Well, if fondue is posting an Everygame update, I guess I can, too.

As I've stated a number of times in the past few months, I am still working on Everygame. I'm just waiting at the moment.

I chose the Django project after attempting to write my own prototype from scratch, utilizing nothing more than mod_python. While I managed to cobble together a basic working data model, I realised that it wasn't all that good, and I had a great deal of tasks yet to do. Like a good coder, I decided to look and see what was already written for Python.

Python has two major web frameworks. Turbogears is a package of a number of different pieces of software that, taken together, present a viable web design platform. SQLObject provides a database API, CherryPy communicates with the webserver, Kid is an HTML template system, and MochiKit is a Javascript library.

Django, by contrast, is a more unified whole. This does not mean it is a single monolithic piece of software. On the contrary, loose coupling is a primary design goal. Like Turbogears, it is entirely possible to swap out (for example) the template system for a different one.

However, Django's various components are quite nice, and I am using all of them. Its DB API has one serious drawback, however, which they are fixing in an upcoming version, and which I will describe below.

Let's say you're designing a database model that will act like E2. This means you have a collection of nodes of a variety of types. One of these types might be a document, another might be a user. Both of these have a variety of attributes in common. Most importantly, they share the same database column to represent their unique ID numbers. In this way, a user can enter an ID as part of a URL, and bring up whatever node that ID belongs to. In programming terms, it makes sense to represent these as a hierarchy of classes, with a node class at the root.

         node
        /    \
document      user

The Django DB API does not easily support this concept. First, some terminology: A model is a Python class that maps to a database table. The three classes mentioned above would each be their own model. The Django DB API is largely concerned with how the coder accesses models.

In the current version (0.91) of the Django API, subclassing a model results in a new model (and, thus, a new database table) that looks just like the first one. This is a problem. Because the two models use two completely separate tables, they use two different ID columns, and so their IDs will clash, and the user cannot enter an ID as a URL and look up a node. So the way Django 0.91 can represent this is with something called a OneToOneField.

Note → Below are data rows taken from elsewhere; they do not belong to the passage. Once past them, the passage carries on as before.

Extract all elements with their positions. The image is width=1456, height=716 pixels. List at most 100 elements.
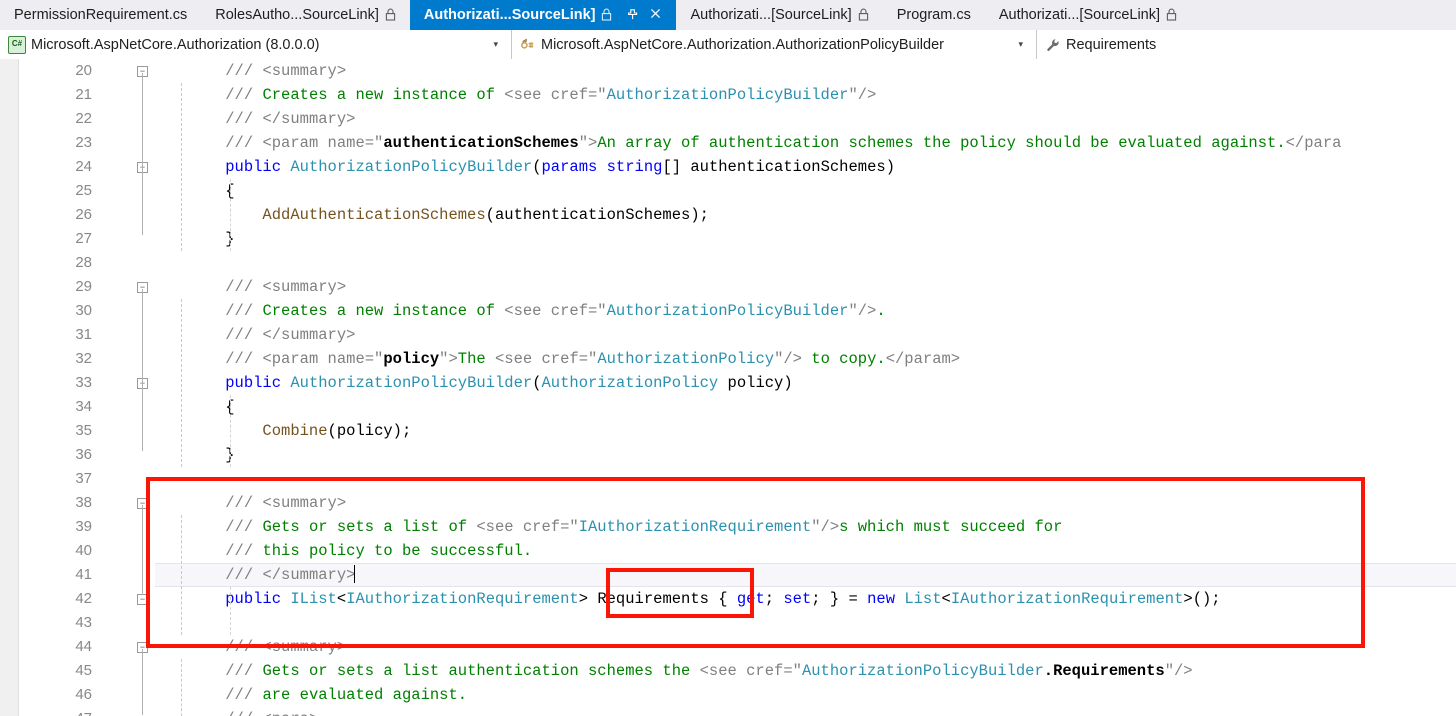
code-line-34[interactable]: 34 { — [0, 395, 1456, 419]
code-token: /// — [225, 278, 263, 296]
code-line-20[interactable]: 20− /// <summary> — [0, 59, 1456, 83]
code-token: IList — [290, 590, 337, 608]
code-token: { — [188, 398, 235, 416]
code-token: </summary> — [262, 326, 356, 344]
editor-tab-0[interactable]: PermissionRequirement.cs — [0, 0, 202, 30]
code-token: "> — [439, 350, 458, 368]
code-token: ; } = — [811, 590, 868, 608]
code-line-46[interactable]: 46 /// are evaluated against. — [0, 683, 1456, 707]
code-token: <summary> — [262, 494, 347, 512]
code-line-38[interactable]: 38− /// <summary> — [0, 491, 1456, 515]
code-token: are evaluated against. — [262, 686, 468, 704]
editor-tab-3[interactable]: Authorizati...[SourceLink] — [676, 0, 883, 30]
code-line-35[interactable]: 35 Combine(policy); — [0, 419, 1456, 443]
type-dropdown[interactable]: Microsoft.AspNetCore.Authorization.Autho… — [512, 30, 1037, 59]
code-line-30[interactable]: 30 /// Creates a new instance of <see cr… — [0, 299, 1456, 323]
code-token: new — [867, 590, 895, 608]
line-number: 20 — [75, 62, 92, 79]
code-token: /// — [225, 542, 263, 560]
indent-guide — [181, 515, 182, 635]
code-line-28[interactable]: 28 — [0, 251, 1456, 275]
code-structure-guide — [142, 289, 143, 451]
project-dropdown[interactable]: C# Microsoft.AspNetCore.Authorization (8… — [0, 30, 512, 59]
pin-icon[interactable] — [626, 8, 639, 23]
close-icon[interactable] — [649, 7, 662, 23]
code-line-text: /// <param name="policy">The <see cref="… — [188, 347, 960, 371]
code-token: IAuthorizationRequirement — [578, 518, 812, 536]
code-token: s which must succeed for — [839, 518, 1063, 536]
editor-tab-1[interactable]: RolesAutho...SourceLink] — [201, 0, 410, 30]
line-number: 22 — [75, 110, 92, 127]
code-line-23[interactable]: 23 /// <param name="authenticationScheme… — [0, 131, 1456, 155]
code-token: AuthorizationPolicyBuilder — [801, 662, 1044, 680]
code-token: "/> — [774, 350, 802, 368]
code-line-text: /// Gets or sets a list of <see cref="IA… — [188, 515, 1062, 539]
code-token: ; — [764, 590, 784, 608]
code-line-text: public AuthorizationPolicyBuilder(params… — [188, 155, 895, 179]
code-line-32[interactable]: 32 /// <param name="policy">The <see cre… — [0, 347, 1456, 371]
code-token: >(); — [1183, 590, 1221, 608]
editor-tab-label: Authorizati...SourceLink] — [423, 7, 596, 23]
fold-toggle-icon[interactable]: − — [137, 594, 148, 605]
code-token: public — [225, 590, 282, 608]
editor-tab-4[interactable]: Program.cs — [882, 0, 985, 30]
code-line-text: /// are evaluated against. — [188, 683, 467, 707]
code-line-24[interactable]: 24− public AuthorizationPolicyBuilder(pa… — [0, 155, 1456, 179]
code-token: </para — [1285, 134, 1342, 152]
chevron-down-icon[interactable]: ▾ — [1014, 39, 1032, 50]
code-token: public — [225, 158, 282, 176]
indent-guide — [181, 659, 182, 716]
code-line-40[interactable]: 40 /// this policy to be successful. — [0, 539, 1456, 563]
code-token: "/> — [848, 86, 877, 104]
line-number: 41 — [75, 566, 92, 583]
indent-guide — [230, 395, 231, 467]
code-line-44[interactable]: 44− /// <summary> — [0, 635, 1456, 659]
code-line-31[interactable]: 31 /// </summary> — [0, 323, 1456, 347]
editor-tab-5[interactable]: Authorizati...[SourceLink] — [984, 0, 1192, 30]
code-line-21[interactable]: 21 /// Creates a new instance of <see cr… — [0, 83, 1456, 107]
line-number: 47 — [56, 707, 92, 716]
code-token: ( — [485, 206, 495, 224]
code-line-text: /// <summary> — [188, 491, 346, 515]
code-line-text: /// </summary> — [188, 323, 355, 347]
line-number: 36 — [75, 446, 92, 463]
code-line-text: /// Gets or sets a list authentication s… — [188, 659, 1192, 683]
chevron-down-icon[interactable]: ▾ — [489, 39, 507, 50]
code-line-42[interactable]: 42− public IList<IAuthorizationRequireme… — [0, 587, 1456, 611]
code-line-27[interactable]: 27 } — [0, 227, 1456, 251]
code-line-45[interactable]: 45 /// Gets or sets a list authenticatio… — [0, 659, 1456, 683]
code-token: to copy. — [801, 350, 886, 368]
code-line-47[interactable]: 47 /// <para> — [0, 707, 1456, 716]
code-token: ); — [690, 206, 709, 224]
code-line-26[interactable]: 26 AddAuthenticationSchemes(authenticati… — [0, 203, 1456, 227]
code-token: /// — [225, 662, 263, 680]
code-token: /// — [225, 326, 263, 344]
code-token: Combine — [262, 422, 328, 440]
code-token: /// — [225, 350, 263, 368]
code-line-41[interactable]: 41 /// </summary> — [0, 563, 1456, 587]
code-editor-surface[interactable]: 20− /// <summary> 21 /// Creates a new in… — [0, 59, 1456, 716]
code-text-area[interactable]: 20− /// <summary> 21 /// Creates a new in… — [0, 59, 1456, 716]
code-token: { — [708, 590, 737, 608]
code-token: /// — [225, 518, 263, 536]
code-line-25[interactable]: 25 { — [0, 179, 1456, 203]
code-line-22[interactable]: 22 /// </summary> — [0, 107, 1456, 131]
code-line-39[interactable]: 39 /// Gets or sets a list of <see cref=… — [0, 515, 1456, 539]
line-number: 42 — [75, 590, 92, 607]
code-line-33[interactable]: 33− public AuthorizationPolicyBuilder(Au… — [0, 371, 1456, 395]
member-dropdown[interactable]: Requirements — [1037, 30, 1456, 59]
code-line-36[interactable]: 36 } — [0, 443, 1456, 467]
code-line-29[interactable]: 29− /// <summary> — [0, 275, 1456, 299]
code-token: AuthorizationPolicyBuilder — [290, 158, 533, 176]
type-dropdown-value: Microsoft.AspNetCore.Authorization.Autho… — [541, 36, 944, 53]
code-line-43[interactable]: 43 — [0, 611, 1456, 635]
code-line-37[interactable]: 37 — [0, 467, 1456, 491]
editor-tab-2[interactable]: Authorizati...SourceLink] — [409, 0, 677, 30]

This is an attribute of a model that replaces the usual ID, and uses an ID from another model instead, which is exactly what we want. Our models might look something like this:

class Node(meta.Model):
    # the id field is implied
    title = meta.CharField(maxlength=100)

class Document(meta.Model):
    node = meta.OneToOneField(Node)
    content = meta.TextField()

class User(meta.Model):
    node = meta.OneToOneField(Node)
    password = meta.CharField(maxlength=30)

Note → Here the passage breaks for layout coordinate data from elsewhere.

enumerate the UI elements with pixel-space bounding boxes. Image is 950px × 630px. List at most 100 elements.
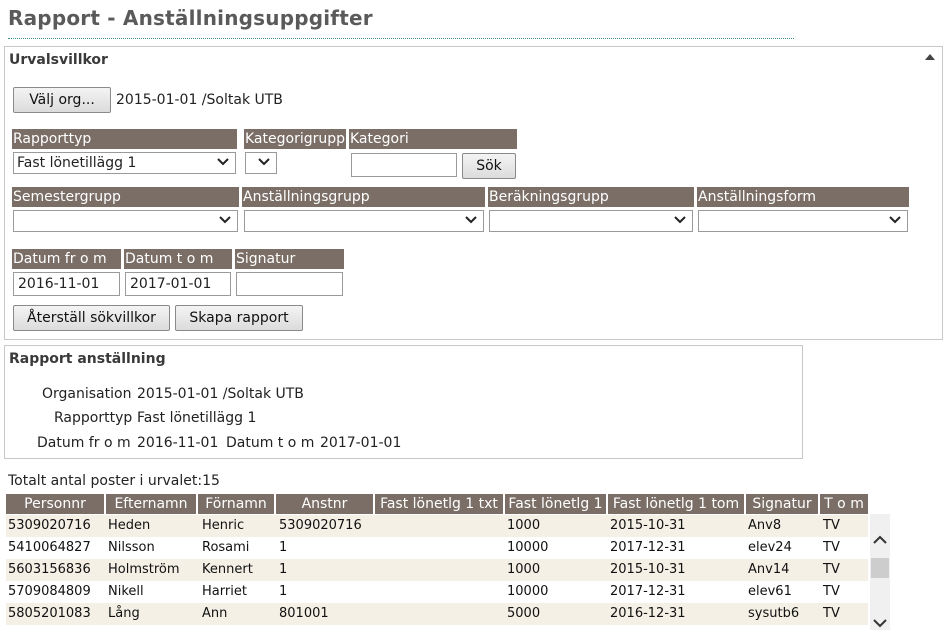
choose-org-button[interactable]: Välj org... [13, 87, 111, 113]
cell-signatur: sysutb6 [748, 606, 800, 621]
signatur-label: Signatur [235, 249, 344, 269]
cell-lonetlg-tom: 2017-12-31 [610, 584, 686, 599]
kategori-label: Kategori [349, 129, 517, 149]
cell-efternamn: Nilsson [108, 540, 155, 555]
kategorigrupp-select[interactable] [245, 152, 277, 174]
cell-personnr: 5309020716 [8, 518, 91, 533]
report-org-value: 2015-01-01 /Soltak UTB [137, 386, 304, 402]
cell-lonetlg: 1000 [507, 518, 541, 533]
reset-button[interactable]: Återställ sökvillkor [13, 305, 170, 331]
cell-fornamn: Henric [202, 518, 245, 533]
table-row[interactable]: 5805201083 Lång Ann 801001 5000 2016-12-… [6, 603, 868, 625]
rapporttyp-select[interactable]: Fast lönetillägg 1 [13, 152, 236, 174]
report-title: Rapport anställning [9, 351, 166, 367]
cell-fornamn: Ann [202, 606, 228, 621]
cell-tom: TV [823, 606, 840, 621]
berakningsgrupp-label: Beräkningsgrupp [488, 187, 694, 207]
cell-anstnr: 1 [279, 540, 288, 555]
anstallningsgrupp-label: Anställningsgrupp [242, 187, 485, 207]
cell-lonetlg-txt [375, 603, 505, 625]
chevron-down-icon [674, 216, 686, 224]
total-count: Totalt antal poster i urvalet:15 [8, 473, 220, 489]
cell-signatur: Anv14 [748, 562, 790, 577]
table-row[interactable]: 5603156836 Holmström Kennert 1 1000 2015… [6, 559, 868, 581]
column-header[interactable]: Fast lönetlg 1 [505, 494, 606, 514]
table-row[interactable]: 5309020716 Heden Henric 5309020716 1000 … [6, 515, 868, 537]
scrollbar-thumb[interactable] [871, 558, 889, 578]
report-tom-label: Datum t o m [226, 435, 315, 451]
chevron-down-icon [465, 216, 477, 224]
criteria-title: Urvalsvillkor [9, 52, 108, 68]
chevron-down-icon [258, 158, 270, 166]
report-from-label: Datum fr o m [37, 435, 131, 451]
cell-anstnr: 801001 [279, 606, 329, 621]
column-header[interactable]: T o m [820, 494, 868, 514]
cell-lonetlg-txt [375, 537, 505, 559]
column-header[interactable]: Personnr [6, 494, 104, 514]
cell-efternamn: Lång [108, 606, 140, 621]
scroll-up-icon[interactable] [872, 532, 888, 548]
cell-tom: TV [823, 540, 840, 555]
cell-anstnr: 1 [279, 562, 288, 577]
cell-lonetlg: 1000 [507, 562, 541, 577]
column-header[interactable]: Signatur [746, 494, 818, 514]
anstallningsgrupp-select[interactable] [244, 210, 484, 232]
cell-efternamn: Nikell [108, 584, 144, 599]
cell-signatur: Anv8 [748, 518, 782, 533]
column-header[interactable]: Fast lönetlg 1 txt [375, 494, 503, 514]
chevron-down-icon [889, 216, 901, 224]
anstallningsform-label: Anställningsform [697, 187, 909, 207]
column-header[interactable]: Anstnr [276, 494, 373, 514]
cell-signatur: elev24 [748, 540, 792, 555]
collapse-icon[interactable] [924, 53, 936, 61]
anstallningsform-select[interactable] [698, 210, 908, 232]
report-type-label: Rapporttyp [54, 410, 133, 426]
scroll-down-icon[interactable] [872, 616, 888, 630]
report-from-value: 2016-11-01 [137, 435, 219, 451]
cell-lonetlg: 10000 [507, 584, 549, 599]
cell-anstnr: 1 [279, 584, 288, 599]
cell-anstnr: 5309020716 [279, 518, 362, 533]
cell-personnr: 5709084809 [8, 584, 91, 599]
cell-tom: TV [823, 518, 840, 533]
search-button[interactable]: Sök [462, 153, 516, 179]
cell-lonetlg: 5000 [507, 606, 541, 621]
cell-personnr: 5410064827 [8, 540, 91, 555]
column-header[interactable]: Efternamn [106, 494, 196, 514]
datum-from-label: Datum fr o m [12, 249, 121, 269]
signatur-input[interactable] [236, 272, 343, 296]
cell-personnr: 5805201083 [8, 606, 91, 621]
cell-efternamn: Holmström [108, 562, 180, 577]
cell-fornamn: Kennert [202, 562, 253, 577]
datum-from-input[interactable]: 2016-11-01 [13, 272, 120, 296]
cell-signatur: elev61 [748, 584, 792, 599]
rapporttyp-label: Rapporttyp [12, 129, 237, 149]
chevron-down-icon [219, 216, 231, 224]
table-row[interactable]: 5410064827 Nilsson Rosami 1 10000 2017-1… [6, 537, 868, 559]
cell-lonetlg-txt [375, 515, 505, 537]
cell-lonetlg-tom: 2015-10-31 [610, 518, 686, 533]
semestergrupp-label: Semestergrupp [12, 187, 239, 207]
cell-lonetlg-tom: 2016-12-31 [610, 606, 686, 621]
org-value: 2015-01-01 /Soltak UTB [116, 92, 283, 108]
semestergrupp-select[interactable] [13, 210, 238, 232]
report-org-label: Organisation [42, 386, 132, 402]
column-header[interactable]: Förnamn [198, 494, 274, 514]
cell-tom: TV [823, 562, 840, 577]
cell-efternamn: Heden [108, 518, 151, 533]
report-type-value: Fast lönetillägg 1 [137, 410, 257, 426]
datum-tom-input[interactable]: 2017-01-01 [125, 272, 231, 296]
cell-lonetlg: 10000 [507, 540, 549, 555]
berakningsgrupp-select[interactable] [489, 210, 693, 232]
chevron-down-icon [217, 158, 229, 166]
table-row[interactable]: 5709084809 Nikell Harriet 1 10000 2017-1… [6, 581, 868, 603]
report-tom-value: 2017-01-01 [320, 435, 402, 451]
column-header[interactable]: Fast lönetlg 1 tom [608, 494, 744, 514]
datum-tom-label: Datum t o m [124, 249, 232, 269]
cell-fornamn: Rosami [202, 540, 250, 555]
cell-lonetlg-txt [375, 581, 505, 603]
create-report-button[interactable]: Skapa rapport [175, 305, 303, 331]
page-title: Rapport - Anställningsuppgifter [8, 6, 373, 30]
cell-lonetlg-txt [375, 559, 505, 581]
kategori-input[interactable] [351, 153, 457, 177]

The trouble is that an instance of (say) Document uses two models: Node and Document. If we have an instance of Node and we want the "content" attribute of its associated Document, we need to say:

node.get_document().content

Ewwwww! This gets even more disgusting as soon as we try to relate nodes to one another.

This is not just a syntactic ugliness. The fact that these are two different models has important semantic consequences. For example, it is possible that we won't always know when we have a Node and when we have a Document, even if we are referring to the same conceptual node. This can rapidly get very confusing.

Version 0.95 of Django will implement this approximately the same way that SQLObject does, with something called model inheritance. Now, when one model inherits from another, it is implemented as a one-to-one relationship:

class Node(models.Model):
    # the id field is still implied
    title = models.CharField(maxlength=100)

class Document(Node):
    content = models.TextField()

class User(Node):
    password = models.CharField(maxlength=30)

An instance of Document, then, is a single model with both a title attribute and a content attribute. Additionally, Document's title attribute is stored in Node's database table, content is in Document's own table, and (most importantly!) its id attribute is keyed to Node's.

That ugly line of code above is now simply written as:

node.content

This is the primary reason I am waiting until version 0.95 of Django before I do more serious development of Everygame.


Q: Why not just use SQLObject?

A: No one actually asked this, but it is worth explaining anyway.

It is entirely possible to use SQLObject in place of Django's DB API. It supports this feature, among others. However, by using a DB API other than Django's own, I lose Django's wonderful built-in admin app. I also lose any add-on Django apps that I may wish to integrate in the future. Additionally, I rather like Django's DB API, and have no desire to use something else.